Die 55. Runde von Europas größtem MINT-Jugendwettbewerb läuft unter dem Motto „Schaffst Du!“, noch bis zum 30. November können sich Interessierte anmelden. Bei einem zweitägigen Wettbewerb im Februar 2020 an der TH Rosenheim werden Schülerinnen und Schüler, Auszubildende und Studierende ihre kreativen und innovativen Forschungsprojekte in sieben Wettbewerbskategorien präsentieren.

An dem Wettbewerb können Kinder und Jugendliche bis 21 Jahre teilnehmen. Jüngere Schülerinnen und Schüler müssen im Anmeldejahr mindestens die 4. Klasse besuchen. Studierende dürfen sich höchstens im ersten Studienjahr befinden.

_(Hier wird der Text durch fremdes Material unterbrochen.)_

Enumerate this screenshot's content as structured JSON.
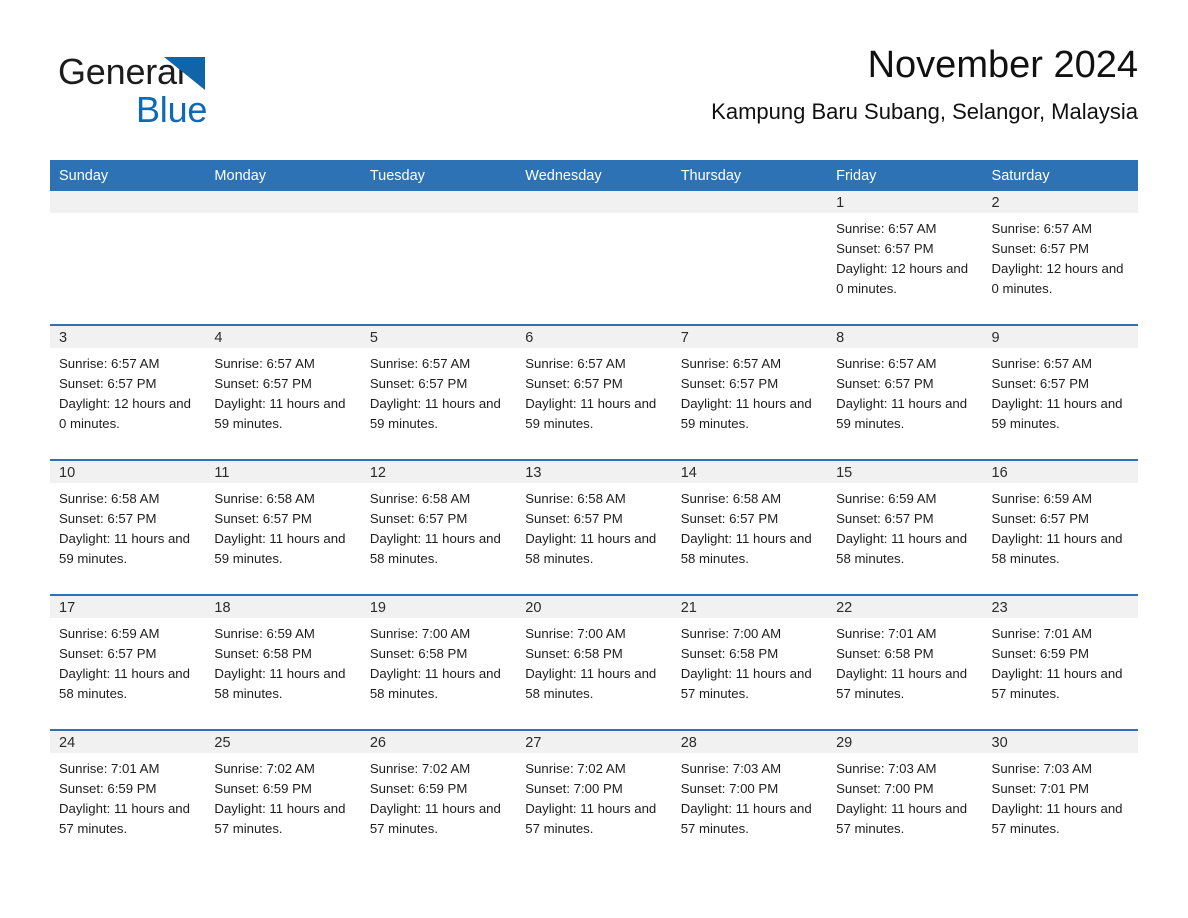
{
  "logo": {
    "word1": "General",
    "word2": "Blue",
    "triangle_color": "#1065a8",
    "blue_color": "#1069b4"
  },
  "header": {
    "title": "November 2024",
    "subtitle": "Kampung Baru Subang, Selangor, Malaysia"
  },
  "colors": {
    "header_blue": "#2c72b5",
    "row_separator": "#2c72b5",
    "daynum_band": "#f1f1f1",
    "text": "#1d1d1d"
  },
  "weekday_headers": [
    "Sunday",
    "Monday",
    "Tuesday",
    "Wednesday",
    "Thursday",
    "Friday",
    "Saturday"
  ],
  "weeks": [
    [
      {
        "day": "",
        "sunrise": "",
        "sunset": "",
        "daylight": ""
      },
      {
        "day": "",
        "sunrise": "",
        "sunset": "",
        "daylight": ""
      },
      {
        "day": "",
        "sunrise": "",
        "sunset": "",
        "daylight": ""
      },
      {
        "day": "",
        "sunrise": "",
        "sunset": "",
        "daylight": ""
      },
      {
        "day": "",
        "sunrise": "",
        "sunset": "",
        "daylight": ""
      },
      {
        "day": "1",
        "sunrise": "Sunrise: 6:57 AM",
        "sunset": "Sunset: 6:57 PM",
        "daylight": "Daylight: 12 hours and 0 minutes."
      },
      {
        "day": "2",
        "sunrise": "Sunrise: 6:57 AM",
        "sunset": "Sunset: 6:57 PM",
        "daylight": "Daylight: 12 hours and 0 minutes."
      }
    ],
    [
      {
        "day": "3",
        "sunrise": "Sunrise: 6:57 AM",
        "sunset": "Sunset: 6:57 PM",
        "daylight": "Daylight: 12 hours and 0 minutes."
      },
      {
        "day": "4",
        "sunrise": "Sunrise: 6:57 AM",
        "sunset": "Sunset: 6:57 PM",
        "daylight": "Daylight: 11 hours and 59 minutes."
      },
      {
        "day": "5",
        "sunrise": "Sunrise: 6:57 AM",
        "sunset": "Sunset: 6:57 PM",
        "daylight": "Daylight: 11 hours and 59 minutes."
      },
      {
        "day": "6",
        "sunrise": "Sunrise: 6:57 AM",
        "sunset": "Sunset: 6:57 PM",
        "daylight": "Daylight: 11 hours and 59 minutes."
      },
      {
        "day": "7",
        "sunrise": "Sunrise: 6:57 AM",
        "sunset": "Sunset: 6:57 PM",
        "daylight": "Daylight: 11 hours and 59 minutes."
      },
      {
        "day": "8",
        "sunrise": "Sunrise: 6:57 AM",
        "sunset": "Sunset: 6:57 PM",
        "daylight": "Daylight: 11 hours and 59 minutes."
      },
      {
        "day": "9",
        "sunrise": "Sunrise: 6:57 AM",
        "sunset": "Sunset: 6:57 PM",
        "daylight": "Daylight: 11 hours and 59 minutes."
      }
    ],
    [
      {
        "day": "10",
        "sunrise": "Sunrise: 6:58 AM",
        "sunset": "Sunset: 6:57 PM",
        "daylight": "Daylight: 11 hours and 59 minutes."
      },
      {
        "day": "11",
        "sunrise": "Sunrise: 6:58 AM",
        "sunset": "Sunset: 6:57 PM",
        "daylight": "Daylight: 11 hours and 59 minutes."
      },
      {
        "day": "12",
        "sunrise": "Sunrise: 6:58 AM",
        "sunset": "Sunset: 6:57 PM",
        "daylight": "Daylight: 11 hours and 58 minutes."
      },
      {
        "day": "13",
        "sunrise": "Sunrise: 6:58 AM",
        "sunset": "Sunset: 6:57 PM",
        "daylight": "Daylight: 11 hours and 58 minutes."
      },
      {
        "day": "14",
        "sunrise": "Sunrise: 6:58 AM",
        "sunset": "Sunset: 6:57 PM",
        "daylight": "Daylight: 11 hours and 58 minutes."
      },
      {
        "day": "15",
        "sunrise": "Sunrise: 6:59 AM",
        "sunset": "Sunset: 6:57 PM",
        "daylight": "Daylight: 11 hours and 58 minutes."
      },
      {
        "day": "16",
        "sunrise": "Sunrise: 6:59 AM",
        "sunset": "Sunset: 6:57 PM",
        "daylight": "Daylight: 11 hours and 58 minutes."
      }
    ],
    [
      {
        "day": "17",
        "sunrise": "Sunrise: 6:59 AM",
        "sunset": "Sunset: 6:57 PM",
        "daylight": "Daylight: 11 hours and 58 minutes."
      },
      {
        "day": "18",
        "sunrise": "Sunrise: 6:59 AM",
        "sunset": "Sunset: 6:58 PM",
        "daylight": "Daylight: 11 hours and 58 minutes."
      },
      {
        "day": "19",
        "sunrise": "Sunrise: 7:00 AM",
        "sunset": "Sunset: 6:58 PM",
        "daylight": "Daylight: 11 hours and 58 minutes."
      },
      {
        "day": "20",
        "sunrise": "Sunrise: 7:00 AM",
        "sunset": "Sunset: 6:58 PM",
        "daylight": "Daylight: 11 hours and 58 minutes."
      },
      {
        "day": "21",
        "sunrise": "Sunrise: 7:00 AM",
        "sunset": "Sunset: 6:58 PM",
        "daylight": "Daylight: 11 hours and 57 minutes."
      },
      {
        "day": "22",
        "sunrise": "Sunrise: 7:01 AM",
        "sunset": "Sunset: 6:58 PM",
        "daylight": "Daylight: 11 hours and 57 minutes."
      },
      {
        "day": "23",
        "sunrise": "Sunrise: 7:01 AM",
        "sunset": "Sunset: 6:59 PM",
        "daylight": "Daylight: 11 hours and 57 minutes."
      }
    ],
    [
      {
        "day": "24",
        "sunrise": "Sunrise: 7:01 AM",
        "sunset": "Sunset: 6:59 PM",
        "daylight": "Daylight: 11 hours and 57 minutes."
      },
      {
        "day": "25",
        "sunrise": "Sunrise: 7:02 AM",
        "sunset": "Sunset: 6:59 PM",
        "daylight": "Daylight: 11 hours and 57 minutes."
      },
      {
        "day": "26",
        "sunrise": "Sunrise: 7:02 AM",
        "sunset": "Sunset: 6:59 PM",
        "daylight": "Daylight: 11 hours and 57 minutes."
      },
      {
        "day": "27",
        "sunrise": "Sunrise: 7:02 AM",
        "sunset": "Sunset: 7:00 PM",
        "daylight": "Daylight: 11 hours and 57 minutes."
      },
      {
        "day": "28",
        "sunrise": "Sunrise: 7:03 AM",
        "sunset": "Sunset: 7:00 PM",
        "daylight": "Daylight: 11 hours and 57 minutes."
      },
      {
        "day": "29",
        "sunrise": "Sunrise: 7:03 AM",
        "sunset": "Sunset: 7:00 PM",
        "daylight": "Daylight: 11 hours and 57 minutes."
      },
      {
        "day": "30",
        "sunrise": "Sunrise: 7:03 AM",
        "sunset": "Sunset: 7:01 PM",
        "daylight": "Daylight: 11 hours and 57 minutes."
      }
    ]
  ]
}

Zugelassen sind sowohl Einzelpersonen als auch Zweier- oder Dreierteams.

Bei „Jugend forscht“ gibt es keine vorgegebenen Aufgaben, auch das Forschungsthema kann frei gewählt werden.

Wichtig ist aber, dass sich die Fragestellung einem der vorgegebenen Fachgebiete zuordnen lässt: Arbeitswelt, Biologie, Chemie, Geo- und Raumwissenschaften, Mathematik/Informatik, Physik oder Technik.

Für die Anmeldung im Internet sind zunächst das Thema und eine kurze Beschreibung des Projekts ausreichend. Im Januar 2020 müssen die Teilnehmer eine schriftliche Ausarbeitung einreichen, die dann bei einem der Regionalwettbewerbe gezeigt wird. Wer hier gewinnt, tritt auf Landesebene an. Dort qualifizieren sich die Besten für das Bundesfinale Ende Mai 2020.

Auf allen drei Wettbewerbsebenen werden Geld- und Sachpreise im Gesamtwert von mehr als einer Million Euro vergeben.